B cells are responsible for producing antibodies, while T cells provide accessory signals that can help them to do so. One B cell can only produce one antibody that specifically recognizes one antigen, whereas a particular antigen can be recognized by thousands of B cells with differing affinities, as a result of either inborn characteristics or a somatic mutation-based diversification process that takes place in the germinal center. It is known T cells are a critical limiting factor that determines which of the competing antigen-binding B cells would win and become dominant in antibody-producing plasma cell populations. However, it was not clear how T cells select for those "winning" B cells and, given the presumably random and free-for-all competition that underlies the selection, whether we can somehow manipulate the outcome of such affinity-based selection processes in order to develop better vaccines.

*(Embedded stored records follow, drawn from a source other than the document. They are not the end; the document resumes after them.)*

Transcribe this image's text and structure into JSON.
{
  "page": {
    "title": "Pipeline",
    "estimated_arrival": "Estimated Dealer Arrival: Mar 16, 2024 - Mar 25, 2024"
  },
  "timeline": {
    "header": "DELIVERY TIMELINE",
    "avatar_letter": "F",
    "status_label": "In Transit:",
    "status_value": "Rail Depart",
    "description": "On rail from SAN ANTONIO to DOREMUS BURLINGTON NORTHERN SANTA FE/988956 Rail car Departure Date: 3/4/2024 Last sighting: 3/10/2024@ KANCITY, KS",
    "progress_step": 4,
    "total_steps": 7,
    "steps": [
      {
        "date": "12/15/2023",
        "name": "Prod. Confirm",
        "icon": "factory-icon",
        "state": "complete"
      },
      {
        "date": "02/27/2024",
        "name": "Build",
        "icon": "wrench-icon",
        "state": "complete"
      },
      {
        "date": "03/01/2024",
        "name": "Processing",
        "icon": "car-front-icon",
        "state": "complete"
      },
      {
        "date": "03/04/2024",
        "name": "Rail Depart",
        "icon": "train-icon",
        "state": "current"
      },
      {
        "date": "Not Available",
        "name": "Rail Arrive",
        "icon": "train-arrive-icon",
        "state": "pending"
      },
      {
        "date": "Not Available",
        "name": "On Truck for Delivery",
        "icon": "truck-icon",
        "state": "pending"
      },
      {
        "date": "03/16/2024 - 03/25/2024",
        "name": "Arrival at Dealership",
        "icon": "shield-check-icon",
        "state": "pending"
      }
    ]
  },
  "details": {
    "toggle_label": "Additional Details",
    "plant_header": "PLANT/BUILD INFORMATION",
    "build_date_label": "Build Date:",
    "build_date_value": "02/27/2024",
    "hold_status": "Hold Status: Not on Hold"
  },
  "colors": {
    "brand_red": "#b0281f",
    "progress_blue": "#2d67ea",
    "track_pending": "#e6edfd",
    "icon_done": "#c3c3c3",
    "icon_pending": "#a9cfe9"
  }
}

Taking advantage of 2-photon microscopy that reveals how immune cells dynamically behave during immune responses, a group of researchers led by Dr. Hai Qi from Tsinghua University in Beijing, China, has carefully analyzed T-B cell interactions in the germinal center. They found that unlike what was previously observed in other tissue sites, T-B contacts lasted for a much shorter duration but involved extensive areas of contact between the two types of cells. Through such contact surface, T cells can rapidly deliver pre-formed help signals to B cells. They term these brief but extensive membrane contacts "entanglement".

ICOSL, a surface molecule expressed by B cells and implicated in inflammatory diseases and immuno-deficiencies, can bind to its receptor ICOS on the T cells. ICOS stimulation leads to better calcium responses that drive more extensive membrane contact and more efficient externalization and delivery of help signals from the T cells to the B cells. Interestingly, B cells that acquire more T cell help would increase ICOSL levels, leading to better entanglement with T cells and more efficient acquisition of help. This positive feedback loop between T and B cells gives rise to the "Matthew Effect" of the germinal center: High-affinity B cells can naturally acquire more antigen, better entangle with T cells and receive more help, and consequently express more ICOSL and more efficiently acquire help.

When the researchers selectively deleted ICOSL from germinal center B cells, the cell-cell competition and the antibody-diversifying process all remained the same, whereas the selection of high-affinity variants was stalled, severely impairing the dominance by high-affinity plasma cells that normally ensues in an immune response. "After all, germinal center competition is not simply random," says Dr. Hai Qi. "ICOSL sort of marks the chosen cells and, through the feed-forward mechanism, ensures they can be selected out in the rather chaotic germinal center competition process." This research team thinks ICOSL and related pathways could, in the future, be manipulated to design vaccines with desired affinity features.